Ich, noch in meiner Heimat, machte gerade einen meiner morgendlichen Spaziergänge, um traurige Musik zu hören und zur Abwechslung an der frischen Luft zu weinen. 

Trauer does weird things to you, aber nungut.

So lief ich also weinend durch die Weltgeschichte, einen Tag vor der Beisetzung meines Vaters und da traf mich ein Schwall an Nachrichten wie eine Keule gegen den Kopf. 

Es gehe ihm jetzt richtig scheiße und dafür wolle er sich nur bei mir bedanken. Er fühle sich wie ein Aussätziger, weil ich so wenig einfühlsam reagiert habe. Man könne sich ja noch mit ihm treffen, aber weil ich so irrationale Ängste hätte, könnten wir uns erst in drei Wochen wiedersehen. Na vielen Dank auch. Ich hätte mich ja entschuldigt, aber warum sei ich nicht sofort einfühlsam gewesen. Er habe ja kein Ebola oder Covid….wenn man schon krank sei und auch wenn er nicht schlimm krank sei, wolle man sich besser fühlen statt schlechter…

Was ich jetzt daraus lese ist ein verletzter kleiner Junge, der eigentlich auch in den Arm genommen werden will und das nicht artikulieren kann. Und der außerdem nicht merkt, dass andere Leute vielleicht grad wichtigere Probleme haben und seine Befindlichkeit auch mal zurückgestellt werden muss. 

Alles Probleme, die mit Narzissten halt häufiger vorkommen. 

In dem Moment allerdings war es einfach trotz und durch diese komplette Lächerlichkeit – so richtig schmerzhaft. Wie ich erfahren musste, ist in dem Moment einfach alles extrem schmerzhaft – aber man kann es halt auch durch Dummheit noch schlimmer machen. 

Erstens – wenn meine ursprüngliche Nachricht wenig einfühlsam war – ich hab mich entschuldigt und das auch so gemeint. Allerdings, niemand will Lippenherpes, aber unter den Umständen brauchte ich ganz, ganz sicher nicht auch noch dieses Problem.
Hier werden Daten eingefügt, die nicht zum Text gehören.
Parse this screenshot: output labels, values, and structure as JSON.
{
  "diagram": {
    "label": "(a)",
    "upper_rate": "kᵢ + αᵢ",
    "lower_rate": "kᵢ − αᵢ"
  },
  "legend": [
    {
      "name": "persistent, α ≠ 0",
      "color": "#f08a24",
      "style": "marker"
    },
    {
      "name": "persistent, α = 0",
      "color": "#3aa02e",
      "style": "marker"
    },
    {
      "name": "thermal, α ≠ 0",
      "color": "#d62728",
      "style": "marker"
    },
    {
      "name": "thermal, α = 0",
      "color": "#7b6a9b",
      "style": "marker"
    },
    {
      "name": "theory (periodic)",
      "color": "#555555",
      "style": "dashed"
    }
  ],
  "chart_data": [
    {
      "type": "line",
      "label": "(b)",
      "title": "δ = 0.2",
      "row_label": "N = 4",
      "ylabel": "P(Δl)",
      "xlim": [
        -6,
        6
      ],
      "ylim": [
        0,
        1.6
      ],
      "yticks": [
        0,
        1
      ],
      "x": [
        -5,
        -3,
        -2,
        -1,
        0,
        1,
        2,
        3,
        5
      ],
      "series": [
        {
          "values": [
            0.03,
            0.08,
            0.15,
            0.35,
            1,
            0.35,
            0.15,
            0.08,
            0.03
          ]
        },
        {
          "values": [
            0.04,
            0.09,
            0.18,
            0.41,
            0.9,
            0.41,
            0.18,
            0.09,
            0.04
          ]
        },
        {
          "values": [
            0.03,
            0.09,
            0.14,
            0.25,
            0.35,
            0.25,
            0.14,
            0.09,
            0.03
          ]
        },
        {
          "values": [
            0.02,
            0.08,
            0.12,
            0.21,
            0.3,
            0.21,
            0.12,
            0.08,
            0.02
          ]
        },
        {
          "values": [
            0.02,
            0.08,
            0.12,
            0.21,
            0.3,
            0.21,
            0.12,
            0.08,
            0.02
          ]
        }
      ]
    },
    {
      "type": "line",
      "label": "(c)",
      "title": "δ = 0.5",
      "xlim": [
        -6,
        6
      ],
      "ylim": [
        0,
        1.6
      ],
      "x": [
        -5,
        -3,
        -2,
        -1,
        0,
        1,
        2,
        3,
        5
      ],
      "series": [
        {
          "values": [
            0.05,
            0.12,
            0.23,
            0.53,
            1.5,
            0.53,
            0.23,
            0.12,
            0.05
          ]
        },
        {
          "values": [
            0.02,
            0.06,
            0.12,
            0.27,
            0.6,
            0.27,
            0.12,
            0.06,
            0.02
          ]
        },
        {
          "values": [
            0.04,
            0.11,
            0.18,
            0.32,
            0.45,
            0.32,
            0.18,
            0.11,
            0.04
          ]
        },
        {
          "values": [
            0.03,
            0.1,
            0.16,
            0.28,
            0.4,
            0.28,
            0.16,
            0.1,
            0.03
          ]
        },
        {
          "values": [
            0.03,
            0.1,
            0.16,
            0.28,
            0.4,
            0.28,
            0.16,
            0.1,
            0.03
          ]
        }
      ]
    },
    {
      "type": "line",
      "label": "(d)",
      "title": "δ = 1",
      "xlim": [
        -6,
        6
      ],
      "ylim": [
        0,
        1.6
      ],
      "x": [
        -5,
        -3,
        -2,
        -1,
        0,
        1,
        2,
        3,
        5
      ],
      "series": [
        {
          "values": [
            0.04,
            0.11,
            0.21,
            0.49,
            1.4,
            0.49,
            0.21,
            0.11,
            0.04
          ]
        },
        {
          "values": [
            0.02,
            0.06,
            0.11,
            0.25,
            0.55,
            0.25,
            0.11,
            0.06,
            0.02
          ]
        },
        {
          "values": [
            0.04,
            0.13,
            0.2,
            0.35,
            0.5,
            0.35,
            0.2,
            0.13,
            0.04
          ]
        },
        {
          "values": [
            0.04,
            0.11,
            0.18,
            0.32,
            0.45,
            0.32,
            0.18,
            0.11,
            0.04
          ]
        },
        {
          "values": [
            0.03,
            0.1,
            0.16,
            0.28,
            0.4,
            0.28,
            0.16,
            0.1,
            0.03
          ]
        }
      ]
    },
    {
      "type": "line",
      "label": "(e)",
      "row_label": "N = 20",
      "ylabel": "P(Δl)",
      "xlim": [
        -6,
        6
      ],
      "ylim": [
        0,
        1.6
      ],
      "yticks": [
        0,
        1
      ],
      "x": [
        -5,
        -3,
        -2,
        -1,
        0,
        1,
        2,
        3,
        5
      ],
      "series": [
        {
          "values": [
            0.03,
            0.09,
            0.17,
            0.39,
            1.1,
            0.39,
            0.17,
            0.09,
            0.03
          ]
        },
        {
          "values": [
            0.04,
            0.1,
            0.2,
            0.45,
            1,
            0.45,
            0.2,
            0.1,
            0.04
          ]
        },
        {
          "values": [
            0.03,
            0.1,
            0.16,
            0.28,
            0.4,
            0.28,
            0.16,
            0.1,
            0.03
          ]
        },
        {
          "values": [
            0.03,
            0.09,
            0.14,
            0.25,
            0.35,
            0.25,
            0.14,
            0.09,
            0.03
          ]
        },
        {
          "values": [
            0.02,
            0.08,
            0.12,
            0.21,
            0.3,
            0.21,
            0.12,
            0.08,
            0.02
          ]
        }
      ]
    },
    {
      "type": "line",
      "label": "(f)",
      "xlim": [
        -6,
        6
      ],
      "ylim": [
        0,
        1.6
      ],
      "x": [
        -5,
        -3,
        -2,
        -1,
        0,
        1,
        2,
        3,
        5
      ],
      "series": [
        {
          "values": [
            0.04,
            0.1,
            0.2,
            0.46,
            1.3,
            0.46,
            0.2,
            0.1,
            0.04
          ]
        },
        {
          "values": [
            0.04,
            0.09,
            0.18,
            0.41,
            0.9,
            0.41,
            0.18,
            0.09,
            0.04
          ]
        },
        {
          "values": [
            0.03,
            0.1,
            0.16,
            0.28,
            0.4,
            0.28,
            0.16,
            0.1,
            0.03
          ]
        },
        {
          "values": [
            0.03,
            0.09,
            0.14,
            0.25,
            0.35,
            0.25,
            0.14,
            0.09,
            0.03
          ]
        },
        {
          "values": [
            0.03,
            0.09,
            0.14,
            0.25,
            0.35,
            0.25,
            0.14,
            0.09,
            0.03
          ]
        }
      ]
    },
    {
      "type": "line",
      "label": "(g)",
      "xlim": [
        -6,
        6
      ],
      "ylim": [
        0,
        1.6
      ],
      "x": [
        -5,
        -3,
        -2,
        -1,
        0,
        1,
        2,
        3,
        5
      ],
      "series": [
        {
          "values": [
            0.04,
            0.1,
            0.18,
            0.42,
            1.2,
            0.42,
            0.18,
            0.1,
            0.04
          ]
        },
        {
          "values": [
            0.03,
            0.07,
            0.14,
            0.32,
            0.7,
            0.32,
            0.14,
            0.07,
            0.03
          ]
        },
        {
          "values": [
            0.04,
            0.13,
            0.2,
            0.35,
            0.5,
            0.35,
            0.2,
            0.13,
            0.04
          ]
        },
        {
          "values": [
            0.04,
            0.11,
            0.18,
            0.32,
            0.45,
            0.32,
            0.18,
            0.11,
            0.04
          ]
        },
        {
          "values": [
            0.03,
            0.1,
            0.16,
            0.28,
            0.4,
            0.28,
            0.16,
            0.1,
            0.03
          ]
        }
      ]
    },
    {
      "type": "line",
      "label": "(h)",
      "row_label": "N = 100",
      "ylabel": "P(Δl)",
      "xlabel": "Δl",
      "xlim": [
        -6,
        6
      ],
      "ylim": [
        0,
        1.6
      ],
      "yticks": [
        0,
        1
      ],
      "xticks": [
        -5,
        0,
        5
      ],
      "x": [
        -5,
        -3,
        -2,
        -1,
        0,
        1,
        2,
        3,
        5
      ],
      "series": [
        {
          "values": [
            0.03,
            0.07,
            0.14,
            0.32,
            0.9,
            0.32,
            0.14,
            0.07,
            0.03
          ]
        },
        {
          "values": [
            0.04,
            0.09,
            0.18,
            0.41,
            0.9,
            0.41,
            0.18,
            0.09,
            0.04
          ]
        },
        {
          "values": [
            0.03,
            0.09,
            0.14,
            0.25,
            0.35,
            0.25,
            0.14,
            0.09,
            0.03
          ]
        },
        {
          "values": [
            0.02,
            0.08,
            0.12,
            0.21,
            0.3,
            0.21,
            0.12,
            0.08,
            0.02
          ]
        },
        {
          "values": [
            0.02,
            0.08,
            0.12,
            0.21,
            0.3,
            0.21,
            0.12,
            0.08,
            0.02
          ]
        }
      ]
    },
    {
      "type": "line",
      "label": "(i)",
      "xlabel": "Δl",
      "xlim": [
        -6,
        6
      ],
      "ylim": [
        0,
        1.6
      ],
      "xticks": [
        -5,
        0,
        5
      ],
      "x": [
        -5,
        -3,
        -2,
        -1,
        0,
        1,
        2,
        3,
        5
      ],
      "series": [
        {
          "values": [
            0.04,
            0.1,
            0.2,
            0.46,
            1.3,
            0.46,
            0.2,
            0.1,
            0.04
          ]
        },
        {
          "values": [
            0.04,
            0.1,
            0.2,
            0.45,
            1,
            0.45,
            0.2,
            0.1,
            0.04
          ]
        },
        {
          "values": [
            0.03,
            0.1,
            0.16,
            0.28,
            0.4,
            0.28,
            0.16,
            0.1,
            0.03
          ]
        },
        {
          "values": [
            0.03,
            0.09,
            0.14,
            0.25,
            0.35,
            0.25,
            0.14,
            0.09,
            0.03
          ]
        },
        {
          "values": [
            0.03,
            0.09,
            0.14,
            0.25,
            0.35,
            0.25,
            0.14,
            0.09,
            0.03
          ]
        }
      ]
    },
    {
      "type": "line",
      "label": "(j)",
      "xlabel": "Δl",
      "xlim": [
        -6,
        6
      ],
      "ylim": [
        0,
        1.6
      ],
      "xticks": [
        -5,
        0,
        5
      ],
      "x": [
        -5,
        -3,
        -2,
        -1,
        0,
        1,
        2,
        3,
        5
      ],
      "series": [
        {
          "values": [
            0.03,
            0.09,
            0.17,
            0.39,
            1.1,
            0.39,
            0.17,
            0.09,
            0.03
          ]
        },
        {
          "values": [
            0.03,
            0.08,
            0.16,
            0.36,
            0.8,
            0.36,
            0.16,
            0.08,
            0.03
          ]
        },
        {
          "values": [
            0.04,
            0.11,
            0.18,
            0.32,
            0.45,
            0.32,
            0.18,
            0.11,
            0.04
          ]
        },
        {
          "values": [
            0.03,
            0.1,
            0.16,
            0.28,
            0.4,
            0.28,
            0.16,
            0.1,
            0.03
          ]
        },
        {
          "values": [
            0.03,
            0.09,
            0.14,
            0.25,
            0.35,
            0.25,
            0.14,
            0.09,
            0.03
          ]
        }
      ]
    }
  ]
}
Zweitens – eine Woche, nachdem mein Vater an einer richtigen Krankheit auf wirklich unschöne Weise dahingeschieden ist, wagst du es, von deinen Lippenbläschen als Krankheit zu sprechen? Und MIR mangelnde Empathie vorzuwerfen? 

How fucking dare you? 

Ob du noch ganz frisch bist in der Birne, hab ich gefragt? 

Ich könnte jetzt vermuten, dass Herpesviren einem auch ins Hirn kriechen können – und das könnte ich googeln oder einen Arzt fragen, aber hey, der eine, den ich kannte, der ist grad gestorben.

Nein, das Problem des Filmkritikers heißt nach wie vor nicht Herpes, sondern Narzissmus. 

Und dagegen gibt es leider keine Creme.